Quand Kenza Sefroui fait ses preuves
Après la publication d’un très beau livre « La revue souffles(1966-1973),Espoir de révolution culturelle au Maroc », préfacé par Abdellatif Laâbi ,lequel livre interroge un pan majeur de notre histoire, Kenza sefrioui journaliste culturel , critique littéraire, et éditrice aussi ,vient de publier et présenter à la librairie Kalila waDimna, son nouveau livre ,où elle nous livre à cœur ouvert l’état des lieux de la lecture et des bibliothèques au Maroc .

L’ouvrage « le livre à l’épreuve, les failles de la chaîne au Maroc »édition En toutes lettres, fait partie de la collection « Enquête », dirigée de main de maître par le journaliste et écrivain Hicham HoudaÏfa, qui s’est imposé le défi de dédier cette collection au journalisme d’investigation qui fait cruellement défaut au Maroc. Ainsi, les ouvrages publiés sont-ils la résultante de travail laborieux sur le terrain, de reportages, d’ enquêtes et d’ interviews visant à rendre audibles des voix qui peinent à se faire entendre et à se frayer une voie .
Devant un auditoire très peu nombreux malgré l’importance du thème développé, censé interpeller tous ceux qui ont à cœur le devenir de la culture au Maroc, kenza Sefrioui nous a fait une sorte de lecture apéritive de son ouvrage avec la complicité de la directrice de la librairie Mme souad Ballafrej. L’auteure remarque d’abord que le livre qu’elle considère comme le vecteur principal de l’épanouissement intellectuel de l’individu reste hors de la portée du citoyen pour moult raisons : l’absence d’un marché du livre et d’un circuit de lecture publique. Aussi, la chaîne du livre demeure-t-elle incomplète faute de diffuseurs, chargés du lancement des œuvres.
Les librairies professionnelles, dotées de personnel qualifié et de site internet, sont rarissimes.la plupart d’entre elles ne vivent pas de littérature générale mais de manuels et fournitures scolaires, de papèterie, photocopie et tabac. Kenza signale aussi la faible production du livre au Maroc(1300 titres par an) en comparaison avec la France(60000) et surtout la rareté des bibliothèques et médiathèques au nombre désolant de 297 dans un pays qui compte 1503 communes et 50000 mosquées.

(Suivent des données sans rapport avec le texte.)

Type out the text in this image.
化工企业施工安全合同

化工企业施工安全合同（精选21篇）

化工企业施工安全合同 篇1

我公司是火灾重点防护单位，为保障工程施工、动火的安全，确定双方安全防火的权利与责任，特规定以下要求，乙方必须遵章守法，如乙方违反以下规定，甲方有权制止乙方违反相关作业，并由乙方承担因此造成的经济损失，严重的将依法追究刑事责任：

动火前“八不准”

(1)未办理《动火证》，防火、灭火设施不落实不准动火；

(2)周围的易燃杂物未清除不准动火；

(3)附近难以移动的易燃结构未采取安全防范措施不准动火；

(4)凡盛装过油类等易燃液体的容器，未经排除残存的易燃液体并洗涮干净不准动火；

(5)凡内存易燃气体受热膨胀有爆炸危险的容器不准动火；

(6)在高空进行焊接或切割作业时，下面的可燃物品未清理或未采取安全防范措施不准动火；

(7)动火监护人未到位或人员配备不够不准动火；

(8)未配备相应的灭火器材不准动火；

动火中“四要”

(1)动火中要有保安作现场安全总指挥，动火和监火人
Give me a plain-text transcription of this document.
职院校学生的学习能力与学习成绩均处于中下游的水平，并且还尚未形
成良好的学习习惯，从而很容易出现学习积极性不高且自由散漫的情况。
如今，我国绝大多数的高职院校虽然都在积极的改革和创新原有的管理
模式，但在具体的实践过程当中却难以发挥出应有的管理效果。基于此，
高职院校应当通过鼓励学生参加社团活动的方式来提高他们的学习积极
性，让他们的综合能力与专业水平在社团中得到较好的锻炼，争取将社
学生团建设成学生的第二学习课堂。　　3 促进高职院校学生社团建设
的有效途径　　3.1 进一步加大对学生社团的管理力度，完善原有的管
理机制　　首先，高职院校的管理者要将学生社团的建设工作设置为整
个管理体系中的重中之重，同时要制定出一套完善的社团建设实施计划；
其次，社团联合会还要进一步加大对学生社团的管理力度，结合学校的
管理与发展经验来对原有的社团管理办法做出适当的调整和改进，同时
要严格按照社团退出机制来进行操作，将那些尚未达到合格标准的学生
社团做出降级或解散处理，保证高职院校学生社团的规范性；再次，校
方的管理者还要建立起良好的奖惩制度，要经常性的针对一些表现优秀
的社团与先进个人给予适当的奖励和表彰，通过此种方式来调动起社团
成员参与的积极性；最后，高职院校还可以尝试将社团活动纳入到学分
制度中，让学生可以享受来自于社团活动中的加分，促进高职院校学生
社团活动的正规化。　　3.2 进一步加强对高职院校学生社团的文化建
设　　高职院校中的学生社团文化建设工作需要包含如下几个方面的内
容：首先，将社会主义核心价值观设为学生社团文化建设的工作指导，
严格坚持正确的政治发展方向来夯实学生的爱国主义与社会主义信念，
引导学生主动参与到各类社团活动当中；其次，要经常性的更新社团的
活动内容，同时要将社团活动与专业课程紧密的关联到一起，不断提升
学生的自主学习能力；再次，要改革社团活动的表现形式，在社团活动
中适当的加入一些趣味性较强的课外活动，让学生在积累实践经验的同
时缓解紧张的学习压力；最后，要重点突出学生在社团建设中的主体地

Si les librairies et bibliothèques sont rares dans les villes, elles sont inexistantes dans les campagnes. A cet égard, l’auteure salue l’initiative de Moubarik Chentoufi, fondateur de l’association locale pour la coopération et le développement social de la commune de Bouhouda dans la région de Taounat, qui a déployé des efforts méritoires pour la création d’une bibliothèque et la mise en place d’un programme d’alphabétisation, de soutien scolaire et de manifestations culturelles, étant convaincu que l’ignorance est la mère de tous les vices.
Kenza soulève aussi le problème de la censure qui entrave la promotion du livre. Elle cite l’exemple éloquent de l’ouvrage posthume du regretté Mohamed Leftah , couronné du prix de la Mamounia en 2011, sans qu’il soit disponible en librairie. D’autres ouvrages ont été frappés de censure comme « Le jour du roi »de Abdellah Taïa (Seuil2011) et «  Soumission » de Michel Houellebecq (Flammarion2015),alors qu’on avait permis la vente d’ouvrages aussi sulfureux que « Mein Kampf » d’Adolf Hitler qui expose, dans un style haineux ,l’idéologie totalitariste du nazisme avec ses composantes hégémoniques belliqueuses, racistes et ouvertement antisémites.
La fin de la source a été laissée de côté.